Structured authoring is a workflow for authoring that allows you to define consistent content organization using predefined rules. With all the benefits that structured authoring provides, this authoring style has become increasingly popular over the last few years. Let us look at some of the benefits of structured authoring in this article.
Structured authoring separates authoring from formatting that enables writers to focus on content. This is helpful when writers have to produce a lot of content.They can just write the topic without worrying about the formatting or layout as there are set rules or tags to use. This saves a lot of writer bandwidth
Structured authoring is written as small independent chunks or topics. Writers can combine or arrange these topics in various layouts using article maps and book maps to produce multiple outputs from the same content. For example, you can generate two flavors of the same product (on-premise and cloud).
Structured authoring also enables writers to produce outputs in multiple formats (web help, pdf, etc.) by pushing the same base content through multiple stylesheets.
Content is written in small topics or chunks that enables you to reuse them across various outputs.
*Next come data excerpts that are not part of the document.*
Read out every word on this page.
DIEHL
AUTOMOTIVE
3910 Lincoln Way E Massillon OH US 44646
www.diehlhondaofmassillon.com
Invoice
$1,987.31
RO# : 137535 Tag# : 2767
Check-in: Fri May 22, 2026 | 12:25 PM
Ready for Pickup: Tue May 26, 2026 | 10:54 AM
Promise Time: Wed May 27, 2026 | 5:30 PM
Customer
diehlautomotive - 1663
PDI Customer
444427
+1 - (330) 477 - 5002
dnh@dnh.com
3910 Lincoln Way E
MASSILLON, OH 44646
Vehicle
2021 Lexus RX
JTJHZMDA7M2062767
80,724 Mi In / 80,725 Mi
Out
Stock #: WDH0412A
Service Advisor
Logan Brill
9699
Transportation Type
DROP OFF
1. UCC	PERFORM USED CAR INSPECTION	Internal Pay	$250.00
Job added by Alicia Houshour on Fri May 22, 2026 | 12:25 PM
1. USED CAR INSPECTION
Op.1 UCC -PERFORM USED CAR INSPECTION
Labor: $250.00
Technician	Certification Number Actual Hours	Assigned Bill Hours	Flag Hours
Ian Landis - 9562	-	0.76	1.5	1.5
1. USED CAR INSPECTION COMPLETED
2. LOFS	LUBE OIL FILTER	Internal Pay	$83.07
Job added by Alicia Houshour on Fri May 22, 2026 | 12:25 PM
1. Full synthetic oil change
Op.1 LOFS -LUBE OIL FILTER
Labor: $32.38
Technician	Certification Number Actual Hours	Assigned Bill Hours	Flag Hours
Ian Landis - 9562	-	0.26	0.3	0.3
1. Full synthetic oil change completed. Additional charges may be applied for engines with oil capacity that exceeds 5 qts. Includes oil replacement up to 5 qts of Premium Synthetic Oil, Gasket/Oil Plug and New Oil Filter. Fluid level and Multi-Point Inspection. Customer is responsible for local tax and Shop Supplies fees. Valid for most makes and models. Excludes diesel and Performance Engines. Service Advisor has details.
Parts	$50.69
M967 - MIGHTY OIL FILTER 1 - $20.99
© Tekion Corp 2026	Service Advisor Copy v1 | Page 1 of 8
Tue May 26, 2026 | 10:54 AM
You can reuse some common feature content across different products or reuse common content across various flavors of the same product.
Since content is written in small topics, it also enables collaboration within writers. Two or more writers can simultaneously work on different features in the same product. This is especially helpful in large products where you have a large volume of content and hence multiple writers to cover all the content.
Structured authoring supports ditavals (or targets) and profiling (or conditions) that enables and simplifies the bundling of technical content. These features allow the formatting to be applied separately and dynamically on the output packages.
In addition, most of the CMS that are required to host structured content files, provide out-of-the-box publishing pipelines. If they don’t, they still automate some part of the overall process, for example, generating the output packages. You can then write and schedule your own scripts to push the packages to your output portals or other delivery locations.
Last but not the least, with the control on specific tags and other rules, structured authoring promotes consistency and hence efficiency in the authoring process. With specific rules, writers stick to the authoring part to avoid breaking builds/packages. This in turn makes it easy for the editors and publishers to manage the output.
Overall, structured authoring provides benefits that save time by separating authoring from publishing and reduce localization as well delivery costs.